# For Sale - Mouse Paperwork - East Sussex/Post



## rosanna (Dec 1, 2010)

i have had some intrested on various forums to people like the thought of having BIRTH CERTIFICATES, SHOW RECORDS, BREEDING RECORDS AND PEDIGREE RECORDS for their animals. so i have spent a bit of time putting some together.

they are all blank and can be filled in by yourself.

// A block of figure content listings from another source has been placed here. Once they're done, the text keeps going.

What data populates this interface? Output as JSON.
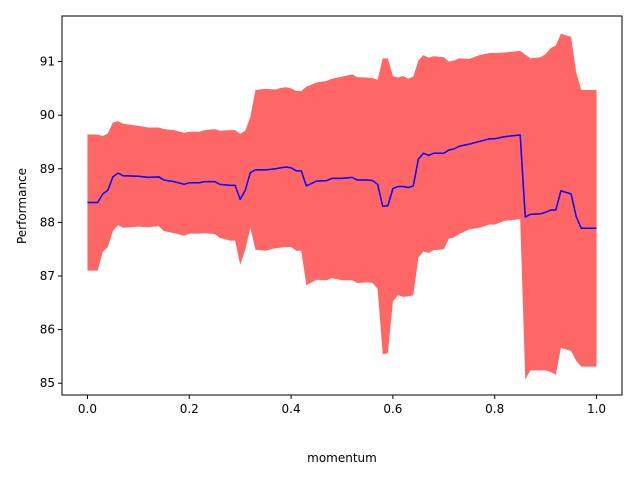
{
  "chart_data": {
    "type": "line",
    "title": "",
    "xlabel": "momentum",
    "ylabel": "Performance",
    "xlim": [
      -0.05,
      1.05
    ],
    "ylim": [
      84.78,
      91.85
    ],
    "xticks": [
      0.0,
      0.2,
      0.4,
      0.6,
      0.8,
      1.0
    ],
    "xtick_labels": [
      "0.0",
      "0.2",
      "0.4",
      "0.6",
      "0.8",
      "1.0"
    ],
    "yticks": [
      85,
      86,
      87,
      88,
      89,
      90,
      91
    ],
    "ytick_labels": [
      "85",
      "86",
      "87",
      "88",
      "89",
      "90",
      "91"
    ],
    "grid": false,
    "legend": "none",
    "colors": {
      "line": "#0000ff",
      "band": "#ff6666"
    },
    "series": [
      {
        "style": "line",
        "points": [
          [
            0.0,
            88.37
          ],
          [
            0.02,
            88.37
          ],
          [
            0.03,
            88.53
          ],
          [
            0.04,
            88.6
          ],
          [
            0.05,
            88.85
          ],
          [
            0.06,
            88.92
          ],
          [
            0.07,
            88.87
          ],
          [
            0.1,
            88.86
          ],
          [
            0.12,
            88.84
          ],
          [
            0.14,
            88.85
          ],
          [
            0.15,
            88.79
          ],
          [
            0.17,
            88.76
          ],
          [
            0.19,
            88.71
          ],
          [
            0.2,
            88.74
          ],
          [
            0.22,
            88.74
          ],
          [
            0.23,
            88.76
          ],
          [
            0.25,
            88.76
          ],
          [
            0.26,
            88.71
          ],
          [
            0.28,
            88.69
          ],
          [
            0.29,
            88.69
          ],
          [
            0.3,
            88.43
          ],
          [
            0.31,
            88.6
          ],
          [
            0.32,
            88.93
          ],
          [
            0.33,
            88.98
          ],
          [
            0.35,
            88.98
          ],
          [
            0.37,
            89.0
          ],
          [
            0.38,
            89.02
          ],
          [
            0.39,
            89.03
          ],
          [
            0.4,
            89.02
          ],
          [
            0.41,
            88.96
          ],
          [
            0.42,
            88.96
          ],
          [
            0.43,
            88.68
          ],
          [
            0.45,
            88.77
          ],
          [
            0.47,
            88.78
          ],
          [
            0.48,
            88.82
          ],
          [
            0.5,
            88.82
          ],
          [
            0.52,
            88.84
          ],
          [
            0.53,
            88.79
          ],
          [
            0.55,
            88.79
          ],
          [
            0.56,
            88.78
          ],
          [
            0.57,
            88.71
          ],
          [
            0.58,
            88.3
          ],
          [
            0.59,
            88.31
          ],
          [
            0.6,
            88.63
          ],
          [
            0.61,
            88.67
          ],
          [
            0.62,
            88.67
          ],
          [
            0.63,
            88.65
          ],
          [
            0.64,
            88.68
          ],
          [
            0.65,
            89.18
          ],
          [
            0.66,
            89.29
          ],
          [
            0.67,
            89.25
          ],
          [
            0.68,
            89.29
          ],
          [
            0.7,
            89.29
          ],
          [
            0.71,
            89.35
          ],
          [
            0.72,
            89.37
          ],
          [
            0.73,
            89.42
          ],
          [
            0.75,
            89.46
          ],
          [
            0.77,
            89.51
          ],
          [
            0.79,
            89.56
          ],
          [
            0.8,
            89.56
          ],
          [
            0.82,
            89.6
          ],
          [
            0.85,
            89.63
          ],
          [
            0.86,
            88.1
          ],
          [
            0.87,
            88.15
          ],
          [
            0.89,
            88.16
          ],
          [
            0.9,
            88.19
          ],
          [
            0.91,
            88.23
          ],
          [
            0.92,
            88.23
          ],
          [
            0.93,
            88.59
          ],
          [
            0.95,
            88.53
          ],
          [
            0.96,
            88.11
          ],
          [
            0.97,
            87.89
          ],
          [
            0.98,
            87.89
          ],
          [
            1.0,
            87.89
          ]
        ]
      },
      {
        "style": "band",
        "upper": [
          [
            0.0,
            89.64
          ],
          [
            0.02,
            89.64
          ],
          [
            0.03,
            89.61
          ],
          [
            0.04,
            89.66
          ],
          [
            0.05,
            89.86
          ],
          [
            0.06,
            89.89
          ],
          [
            0.07,
            89.84
          ],
          [
            0.1,
            89.8
          ],
          [
            0.12,
            89.77
          ],
          [
            0.14,
            89.77
          ],
          [
            0.15,
            89.74
          ],
          [
            0.17,
            89.72
          ],
          [
            0.19,
            89.67
          ],
          [
            0.2,
            89.69
          ],
          [
            0.22,
            89.69
          ],
          [
            0.23,
            89.72
          ],
          [
            0.25,
            89.74
          ],
          [
            0.26,
            89.71
          ],
          [
            0.28,
            89.72
          ],
          [
            0.29,
            89.72
          ],
          [
            0.3,
            89.65
          ],
          [
            0.31,
            89.71
          ],
          [
            0.32,
            89.97
          ],
          [
            0.33,
            90.47
          ],
          [
            0.35,
            90.49
          ],
          [
            0.37,
            90.48
          ],
          [
            0.38,
            90.51
          ],
          [
            0.39,
            90.52
          ],
          [
            0.4,
            90.5
          ],
          [
            0.41,
            90.45
          ],
          [
            0.42,
            90.45
          ],
          [
            0.43,
            90.53
          ],
          [
            0.45,
            90.61
          ],
          [
            0.47,
            90.64
          ],
          [
            0.48,
            90.68
          ],
          [
            0.5,
            90.72
          ],
          [
            0.52,
            90.76
          ],
          [
            0.53,
            90.71
          ],
          [
            0.55,
            90.7
          ],
          [
            0.56,
            90.69
          ],
          [
            0.57,
            90.66
          ],
          [
            0.58,
            91.06
          ],
          [
            0.59,
            91.06
          ],
          [
            0.6,
            90.73
          ],
          [
            0.61,
            90.7
          ],
          [
            0.62,
            90.73
          ],
          [
            0.63,
            90.68
          ],
          [
            0.64,
            90.72
          ],
          [
            0.65,
            91.02
          ],
          [
            0.66,
            91.12
          ],
          [
            0.67,
            91.07
          ],
          [
            0.68,
            91.1
          ],
          [
            0.7,
            91.08
          ],
          [
            0.71,
            91.0
          ],
          [
            0.72,
            91.02
          ],
          [
            0.73,
            91.06
          ],
          [
            0.75,
            91.05
          ],
          [
            0.77,
            91.12
          ],
          [
            0.79,
            91.16
          ],
          [
            0.8,
            91.16
          ],
          [
            0.82,
            91.17
          ],
          [
            0.85,
            91.2
          ],
          [
            0.86,
            91.13
          ],
          [
            0.87,
            91.06
          ],
          [
            0.89,
            91.08
          ],
          [
            0.9,
            91.14
          ],
          [
            0.91,
            91.25
          ],
          [
            0.92,
            91.3
          ],
          [
            0.93,
            91.52
          ],
          [
            0.95,
            91.46
          ],
          [
            0.96,
            90.8
          ],
          [
            0.97,
            90.47
          ],
          [
            0.98,
            90.47
          ],
          [
            1.0,
            90.47
          ]
        ],
        "lower": [
          [
            0.0,
            87.1
          ],
          [
            0.02,
            87.1
          ],
          [
            0.03,
            87.45
          ],
          [
            0.04,
            87.54
          ],
          [
            0.05,
            87.84
          ],
          [
            0.06,
            87.95
          ],
          [
            0.07,
            87.9
          ],
          [
            0.1,
            87.92
          ],
          [
            0.12,
            87.91
          ],
          [
            0.14,
            87.93
          ],
          [
            0.15,
            87.84
          ],
          [
            0.17,
            87.8
          ],
          [
            0.19,
            87.75
          ],
          [
            0.2,
            87.79
          ],
          [
            0.22,
            87.79
          ],
          [
            0.23,
            87.8
          ],
          [
            0.25,
            87.78
          ],
          [
            0.26,
            87.71
          ],
          [
            0.28,
            87.66
          ],
          [
            0.29,
            87.66
          ],
          [
            0.3,
            87.21
          ],
          [
            0.31,
            87.49
          ],
          [
            0.32,
            87.9
          ],
          [
            0.33,
            87.49
          ],
          [
            0.35,
            87.47
          ],
          [
            0.37,
            87.52
          ],
          [
            0.38,
            87.53
          ],
          [
            0.39,
            87.54
          ],
          [
            0.4,
            87.54
          ],
          [
            0.41,
            87.47
          ],
          [
            0.42,
            87.47
          ],
          [
            0.43,
            86.83
          ],
          [
            0.45,
            86.93
          ],
          [
            0.47,
            86.92
          ],
          [
            0.48,
            86.96
          ],
          [
            0.5,
            86.92
          ],
          [
            0.52,
            86.92
          ],
          [
            0.53,
            86.87
          ],
          [
            0.55,
            86.88
          ],
          [
            0.56,
            86.87
          ],
          [
            0.57,
            86.76
          ],
          [
            0.58,
            85.54
          ],
          [
            0.59,
            85.56
          ],
          [
            0.6,
            86.53
          ],
          [
            0.61,
            86.64
          ],
          [
            0.62,
            86.61
          ],
          [
            0.63,
            86.62
          ],
          [
            0.64,
            86.64
          ],
          [
            0.65,
            87.34
          ],
          [
            0.66,
            87.46
          ],
          [
            0.67,
            87.43
          ],
          [
            0.68,
            87.48
          ],
          [
            0.7,
            87.5
          ],
          [
            0.71,
            87.7
          ],
          [
            0.72,
            87.72
          ],
          [
            0.73,
            87.78
          ],
          [
            0.75,
            87.87
          ],
          [
            0.77,
            87.9
          ],
          [
            0.79,
            87.96
          ],
          [
            0.8,
            87.96
          ],
          [
            0.82,
            88.03
          ],
          [
            0.85,
            88.06
          ],
          [
            0.86,
            85.07
          ],
          [
            0.87,
            85.24
          ],
          [
            0.89,
            85.24
          ],
          [
            0.9,
            85.24
          ],
          [
            0.91,
            85.21
          ],
          [
            0.92,
            85.16
          ],
          [
            0.93,
            85.66
          ],
          [
            0.95,
            85.6
          ],
          [
            0.96,
            85.42
          ],
          [
            0.97,
            85.31
          ],
          [
            0.98,
            85.31
          ],
          [
            1.0,
            85.31
          ]
        ]
      }
    ]
  }
}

the birth certificates, breeding records and pedigree records are more suited for breeders but can be used by anyone

prices are:
BIRTH CERTIFICATES, SHOW RECORDS, BREEDING RECORDS AND PEDIGREE RECORDS

1x £0.25
5x £2.00
10x £3.50
20x £6.00

PLEASE STATE WHAT YOU WANT, WHETHER IT BE BIRTH CERTIFICATES, SHOW RECORDS, BREEDING RECORDS OR PEDIGREE RECORDS

I WILL ALSO MIX AND MATCH E.G 2X BIRTH CERTIFICATES, 2X BREEDING RECORDS, 3X SHOW RECORDS AND 3X PEDIGREE RECORDS

I ALSO DO breeders packs:
small breeders pack (10x birth certificates, 5x breeding records, 10x pedigree records) £7.50
medium breeders pack (20x birth certificates, 10x breeding records, 20x pedigree records) £14.50
large breeders pack (40x birth certificates, 15x breeding records, 40x pedigree records) £27.00

postage will be:
£0.75p 1-5 documents
£1.25 6-15 documents
£2.00 15-30 documents
£3.00 30-60 documents
£4.50 for 60+ documents


----------



## kimmers (Jul 31, 2016)

Hello have you any pictures of the certificates ? Just so I can see quality before I decide to buy ? Thanks


----------



## WoodWitch (Oct 18, 2009)

This was a thread from 2010, I doubt it is still relevant.


----------